BH : Pour réussir la transition écologique, tout en favorisant la justice sociale, il est nécessaire de remettre la politique au volant. Pour être écologique et sociale, la fiscalité verte doit être intégrée à une refonte plus globale du système fiscal. Je mettrai la finance au service de la transition écologique pour trouver les 60 milliards d'euros nécessaires sans attendre le bon vouloir du marché. J'instaurerai une TVA différenciée pour les produits à faible empreinte carbone afin de les rendre plus attractifs. Je rendrai la fiscalité incitative pour guider l'épargne des Français vers des investissements verts.
Je redonnerai une vision stratégique à l'Etat en faisant d'EDF un pilier de la transition énergétique. EDF sera ainsi incité à renforcer ses recherches sur la production et le stockage d'énergies renouvelables, plutôt que de privilégier le nucléaire. L'entreprise accompagnera également la décentralisation de la production d'énergies vertes.

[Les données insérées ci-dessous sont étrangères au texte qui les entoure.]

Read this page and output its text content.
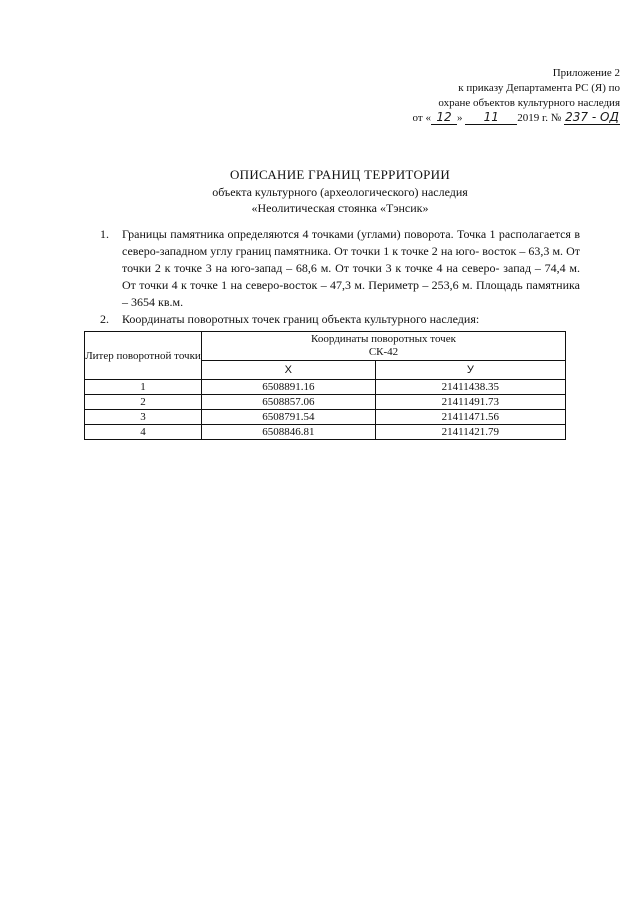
Приложение 2
к приказу Департамента РС (Я) по
охране объектов культурного наследия
от « 12 » 11 2019 г. № 237 - ОД
ОПИСАНИЕ ГРАНИЦ ТЕРРИТОРИИ
объекта культурного (археологического) наследия
«Неолитическая стоянка «Тэнсик»
1. Границы памятника определяются 4 точками (углами) поворота. Точка 1 располагается в северо-западном углу границ памятника. От точки 1 к точке 2 на юго- восток – 63,3 м. От точки 2 к точке 3 на юго-запад – 68,6 м. От точки 3 к точке 4 на северо- запад – 74,4 м. От точки 4 к точке 1 на северо-восток – 47,3 м. Периметр – 253,6 м. Площадь памятника – 3654 кв.м.
2. Координаты поворотных точек границ объекта культурного наследия:
Литер поворотной точки	Координаты поворотных точек
СК-42	

	Х	У
1	6508891.16	21411438.35
2	6508857.06	21411491.73
3	6508791.54	21411471.56
4	6508846.81	21411421.79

Je construirai et proposerai un plan européen d'investissement de 1.000 milliards centré sur la transition écologique. Il nous appartient de reconstruire la légitimité de l'Union européenne sur cette thématique fondamentale à travers une contribution ambitieuse des Etats, le fléchage des financements privés vers les investissements verts grâce à des mécanismes incitatifs et la suppression de toutes les subventions aux énergies fossiles.